Pietro Cimatti intervista Roberto Setti – 14/11/1982

Voci di Pietro Cimatti e Roberto Setti

Poesia di Pietro Cimatti dedicata a Roberto, il giorno dopo la sua morte.

Saluto

brano tratto da OLTRE IL SILENZIO,* pp. 251-252

1 Marzo 1984

“La folgore ha attraversato il cielo. Beato chi ha guardato in alto e l’ha vista, perché non ce ne sarà un’altra simile a illuminare con tanta intensità e tanto splendore la notte. La fonte ha gettato a lungo acqua pura, fresca e sanatrice sgorgata dalle profondità. Ora è asciutta la sua bocca e non mormora più il suo getto prezioso in tanto deserto. Felice chi ne ha bevuto a sufficienza e ne ha fatto provvista per la sua sete futura e per i viandanti, suoi fratelli meno fortunati.

Il libro della Sapienza e dell’Amore è stato pazientemente scritto fino all’ultima pagina; ora la mano invisibile l’ha chiuso e sigillato: beato chi l’ha letto e ricopiato in se stesso mentre era aperto, alla vista di tutti, perché non se ne scriverà uno simile a questo con tale chiarezza e tante parole d’amore.

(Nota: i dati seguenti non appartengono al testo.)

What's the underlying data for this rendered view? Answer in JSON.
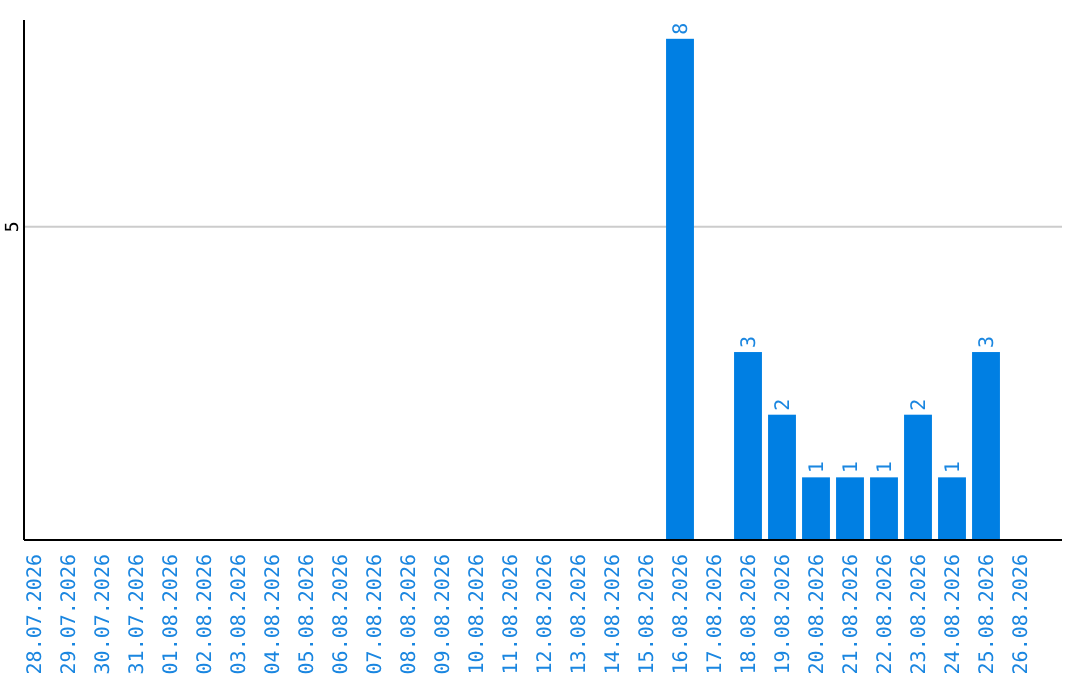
{
  "chart_data": {
    "type": "bar",
    "categories": [
      "28.07.2026",
      "29.07.2026",
      "30.07.2026",
      "31.07.2026",
      "01.08.2026",
      "02.08.2026",
      "03.08.2026",
      "04.08.2026",
      "05.08.2026",
      "06.08.2026",
      "07.08.2026",
      "08.08.2026",
      "09.08.2026",
      "10.08.2026",
      "11.08.2026",
      "12.08.2026",
      "13.08.2026",
      "14.08.2026",
      "15.08.2026",
      "16.08.2026",
      "17.08.2026",
      "18.08.2026",
      "19.08.2026",
      "20.08.2026",
      "21.08.2026",
      "22.08.2026",
      "23.08.2026",
      "24.08.2026",
      "25.08.2026",
      "26.08.2026"
    ],
    "values": [
      null,
      null,
      null,
      null,
      null,
      null,
      null,
      null,
      null,
      null,
      null,
      null,
      null,
      null,
      null,
      null,
      null,
      null,
      null,
      8,
      null,
      3,
      2,
      1,
      1,
      1,
      2,
      1,
      3,
      null
    ],
    "color": "#007fe3",
    "ylim": [
      0,
      8.3
    ],
    "yticks": [
      5
    ],
    "grid": "y",
    "data_labels": true
  }
}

La cometa ha attraversato il cielo sereno, ora è tornata ai suoi abissi di luce: beato chi, vedendola con occhi innamorati, ha espresso un desiderio di amore e di pace per tutti coloro che non hanno occhi e non hanno neppure un cielo sopra il loro dolore.

Il presente dell’uomo può durare anni e decenni per un miracolo che non si ripete; tanto può essere generoso chi ha donato agli uomini il tempo e l’esistenza. Ma viene tuttavia il momento in cui il tempo scompare come un sogno all’alba, la mano che donava si ritrae, la fonte preziosa si secca, la cometa dei presagi precipita, la voce tace. Veramente fortunato e beato chi ha tratto il massimo frutto dall’occasione che non ritorna, chi ha imparato a donare avendo ricevuto doni, tanti, preziosi, chi ha imparato ad amare essendo stato tenuto tra le braccia stesse dell’amore, chi ha veramente imparato a vivere essendo stato alla scuola della vera vita.

Qui, oggi, diciamo al fratello, all’amico, al Maestro, la cui bellissima spoglia mortale sale sul rogo di tutte le forme, il cui Spirito di Luce è ricongiunto alla Luce che non muta, diciamo: «Grazie, infinitamente, oltre tutte le nostre povere parole»; e diciamo, forti e sereni, secondo il suo esempio sublime: «A Dio, a Dio semplicità ed enigma».

A presto, Roberto.

Che la pace sia con noi e con tutti gli uomini.”

Pietro Cimatti

*OLTRE IL SILENZIO. Cerchio Firenze 77, (a cura di Luciana Campani Setti). Roma: Edizioni Mediterranee, 1984.